5. Indien een belanghebbende schade heeft geleden als gevolg van een besluit van een bestuursorgaan, kan daarin in beginsel een belang zijn gelegen om de rechtmatigheid van zo’n besluit te beoordelen. Het bestreden besluit is van invloed geweest op de omvang van de nalatenschap van eisers moeder. In dat opzicht zou gesteld kunnen worden dat eiser als erfgenaam financieel nadeel heeft ondervonden van dit besluit.
6. Desgevraagd heeft eiser ter zitting te kennen gegeven dat hij met (het voortzetten van) de procedure geen financiële tegemoetkoming beoogt. Het gaat hem er uitsluitend om dat de bestuursrechter uitspreekt dat een bestuursorgaan als het CAK gehouden is om een gedane toezegging gestand te doen, ook al is die toezegging in een telefoongesprek door een medewerker van het CAK gedaan.

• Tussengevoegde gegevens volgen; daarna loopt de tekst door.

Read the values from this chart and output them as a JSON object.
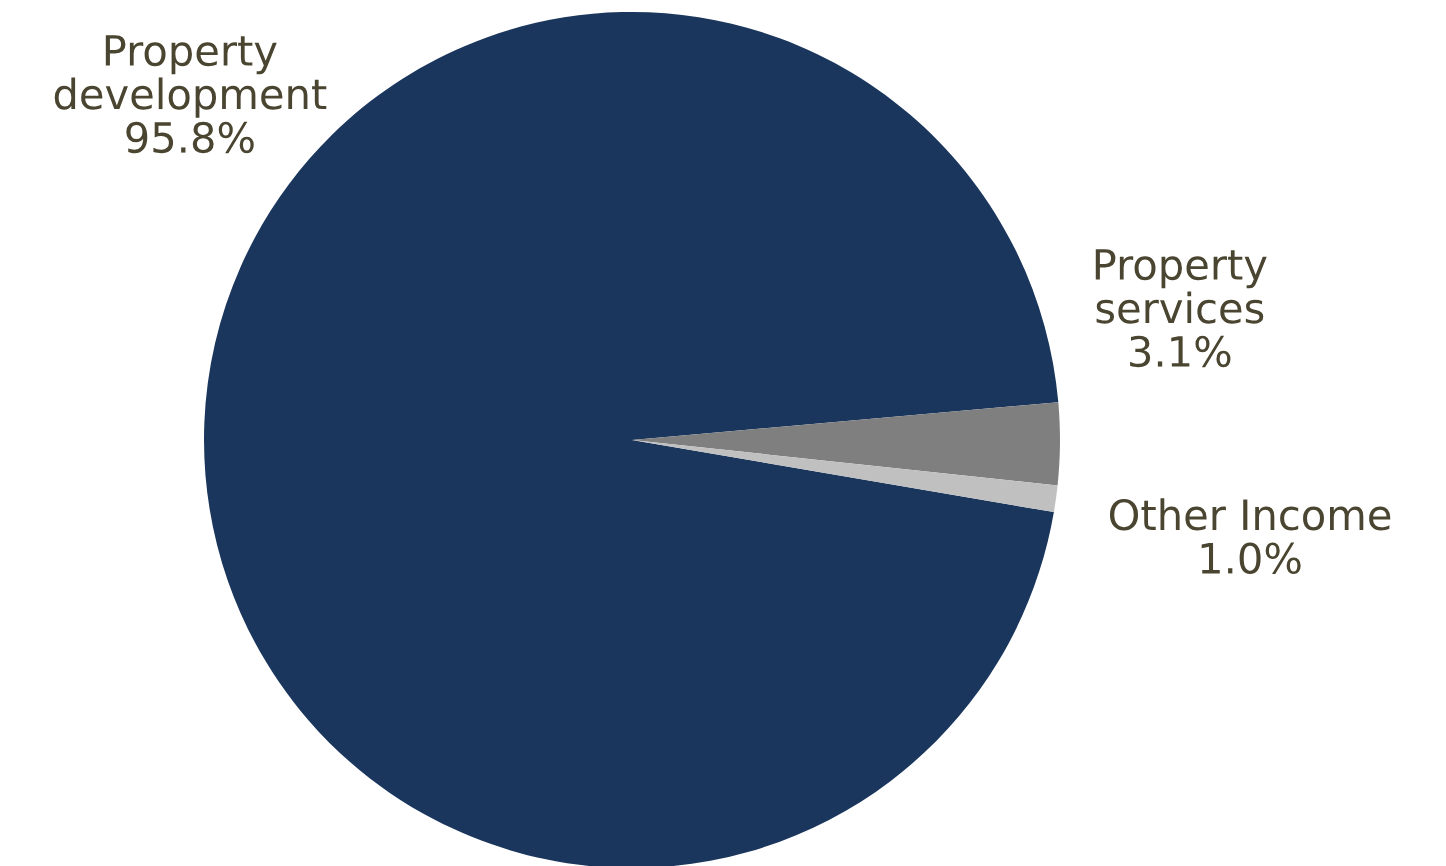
{
  "chart_data": {
    "type": "pie",
    "categories": [
      "Property\ndevelopment",
      "Property\nservices",
      "Other Income"
    ],
    "values": [
      95.8,
      3.1,
      1.0
    ],
    "value_labels": [
      "95.8%",
      "3.1%",
      "1.0%"
    ],
    "colors": [
      "#1a365d",
      "#7f7f7f",
      "#c0c0c0"
    ],
    "legend": false
  }
}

7. De rechtbank wil beslist geen afbreuk doen aan de moeilijke tijd die eiser en zijn moeder ongetwijfeld hebben doorgemaakt in de hier van belang zijnde periode, en aan de moeilijke keuze die over het al dan niet beëindigen van de huur moest worden gemaakt.

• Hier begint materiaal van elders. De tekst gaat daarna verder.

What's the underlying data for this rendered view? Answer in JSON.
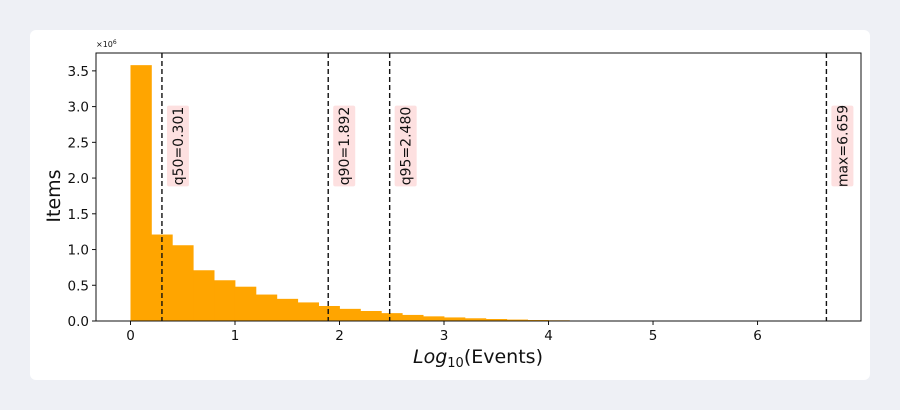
{
  "chart_data": {
    "type": "bar",
    "subtype": "histogram",
    "xlabel_main": "Log",
    "xlabel_sub": "10",
    "xlabel_tail": "(Events)",
    "ylabel": "Items",
    "y_scale_label": "×10⁶",
    "y_scale_base": "×10",
    "y_scale_exp": "6",
    "xlim": [
      -0.33,
      6.99
    ],
    "ylim": [
      0,
      3.75
    ],
    "xticks": [
      0,
      1,
      2,
      3,
      4,
      5,
      6
    ],
    "xtick_labels": [
      "0",
      "1",
      "2",
      "3",
      "4",
      "5",
      "6"
    ],
    "yticks": [
      0,
      0.5,
      1.0,
      1.5,
      2.0,
      2.5,
      3.0,
      3.5
    ],
    "ytick_labels": [
      "0.0",
      "0.5",
      "1.0",
      "1.5",
      "2.0",
      "2.5",
      "3.0",
      "3.5"
    ],
    "bin_width": 0.2,
    "bin_starts": [
      0,
      0.2,
      0.4,
      0.6,
      0.8,
      1.0,
      1.2,
      1.4,
      1.6,
      1.8,
      2.0,
      2.2,
      2.4,
      2.6,
      2.8,
      3.0,
      3.2,
      3.4,
      3.6,
      3.8,
      4.0,
      4.2,
      4.4,
      4.6,
      4.8,
      5.0,
      5.2,
      5.4,
      5.6,
      5.8,
      6.0,
      6.2,
      6.4
    ],
    "values": [
      3.58,
      1.21,
      1.06,
      0.71,
      0.57,
      0.48,
      0.37,
      0.31,
      0.26,
      0.21,
      0.17,
      0.14,
      0.11,
      0.085,
      0.065,
      0.05,
      0.038,
      0.028,
      0.02,
      0.014,
      0.01,
      0.007,
      0.005,
      0.0035,
      0.0025,
      0.0018,
      0.0012,
      0.0008,
      0.0005,
      0.0003,
      0.0002,
      0.0001,
      5e-05
    ],
    "bar_color": "#ffa500",
    "quantile_lines": [
      {
        "label": "q50=0.301",
        "x": 0.301
      },
      {
        "label": "q90=1.892",
        "x": 1.892
      },
      {
        "label": "q95=2.480",
        "x": 2.48
      },
      {
        "label": "max=6.659",
        "x": 6.659
      }
    ],
    "annotation_bg": "#fde0e0",
    "grid": false
  }
}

Het door eiser opgeworpen principiële betoog is, gelet op de hiervoor gememoreerde vaste rechtspraak, echter onvoldoende om toch nog procesbelang aan te nemen. Daarom zal de rechtbank het beroep niet inhoudelijk beoordelen. Volstaan wordt met de vaststelling dat het CAK bij brief van 16 september 2021 een overzicht heeft gegeven van de inhoud van telefoongesprekken tussen eiser en het klantcontactcentrum van het CAK. Daaruit kan volgens het CAK niet worden afgeleid dat een toezegging is gedaan zoals door eiser geformuleerd. Wel is de mogelijkheid geopperd dat de termijn van de lage eigen bijdrage wordt verlengd. Daarvoor zou dan een schriftelijk verzoek ingediend moeten worden.

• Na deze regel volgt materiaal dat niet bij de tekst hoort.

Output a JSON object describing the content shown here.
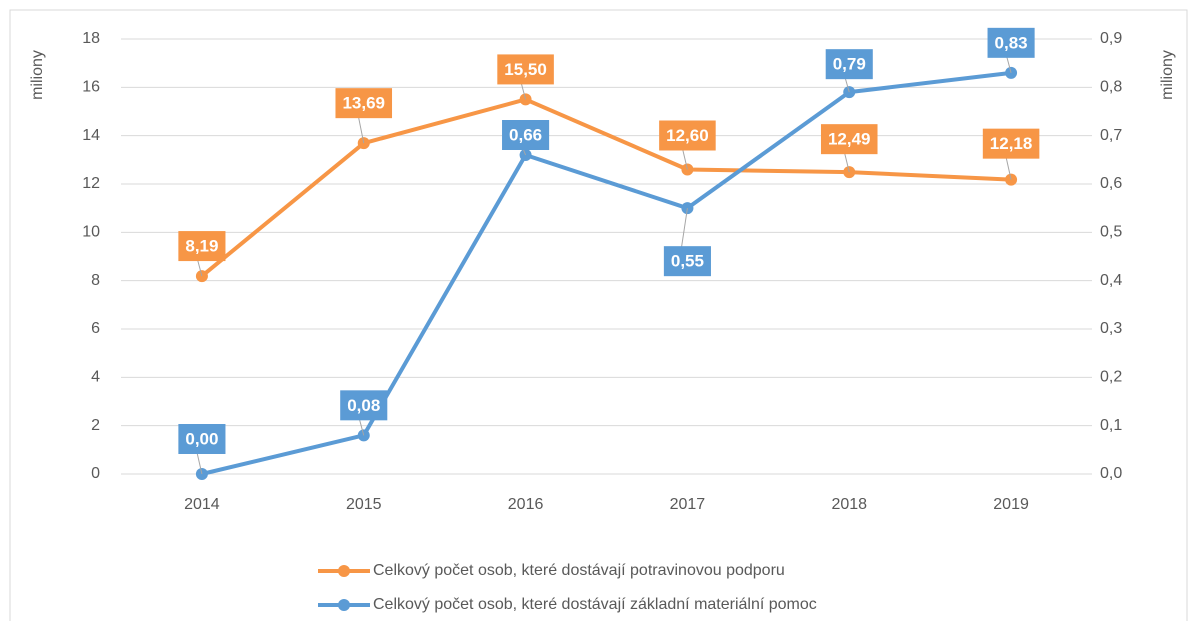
{
  "chart_data": {
    "type": "line",
    "y_label": "miliony",
    "y2_label": "miliony",
    "categories": [
      "2014",
      "2015",
      "2016",
      "2017",
      "2018",
      "2019"
    ],
    "series": [
      {
        "name": "Celkový počet osob, které dostávají potravinovou podporu",
        "color": "#f79646",
        "values": [
          8.19,
          13.69,
          15.5,
          12.6,
          12.49,
          12.18
        ],
        "value_labels": [
          "8,19",
          "13,69",
          "15,50",
          "12,60",
          "12,49",
          "12,18"
        ]
      },
      {
        "name": "Celkový počet osob, které dostávají základní materiální pomoc",
        "color": "#5b9bd5",
        "axis": "y2",
        "values": [
          0.0,
          0.08,
          0.66,
          0.55,
          0.79,
          0.83
        ],
        "value_labels": [
          "0,00",
          "0,08",
          "0,66",
          "0,55",
          "0,79",
          "0,83"
        ]
      }
    ],
    "ylim": [
      0,
      18
    ],
    "yticks": [
      0,
      2,
      4,
      6,
      8,
      10,
      12,
      14,
      16,
      18
    ],
    "y2lim": [
      0,
      0.9
    ],
    "y2ticks": [
      {
        "value": 0,
        "label": "0,0"
      },
      {
        "value": 0.1,
        "label": "0,1"
      },
      {
        "value": 0.2,
        "label": "0,2"
      },
      {
        "value": 0.3,
        "label": "0,3"
      },
      {
        "value": 0.4,
        "label": "0,4"
      },
      {
        "value": 0.5,
        "label": "0,5"
      },
      {
        "value": 0.6,
        "label": "0,6"
      },
      {
        "value": 0.7,
        "label": "0,7"
      },
      {
        "value": 0.8,
        "label": "0,8"
      },
      {
        "value": 0.9,
        "label": "0,9"
      }
    ],
    "grid": true,
    "legend": "bottom"
  }
}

8. Gelet op hetgeen hiervoor is overwogen, wordt het beroep niet-ontvankelijk verklaard. De rechtbank ziet geen aanleiding voor een proceskostenveroordeling.

Beslissing

De rechtbank verklaart het beroep niet-ontvankelijk.
Deze uitspraak is gedaan door mr. C.J. Waterbolk, rechter, in aanwezigheid van
mr. R.A.E. Bach, griffier. De uitspraak is uitgesproken in het openbaar op
23 december 2021.
griffier
rechter
de rechter is verhinderd om deze uitspraak
te ondertekenen.
Een afschrift van deze uitspraak is verzonden aan partijen op:

Bent u het niet eens met deze uitspraak?

Als u het niet eens bent met deze uitspraak, kunt u een brief sturen naar de Centrale Raad van Beroep waarin u uitlegt waarom u het er niet mee eens bent. Dit heet een beroepschrift. U moet dit beroepschrift indienen binnen 6 weken na de dag waarop deze uitspraak is verzonden. U ziet deze datum hierboven.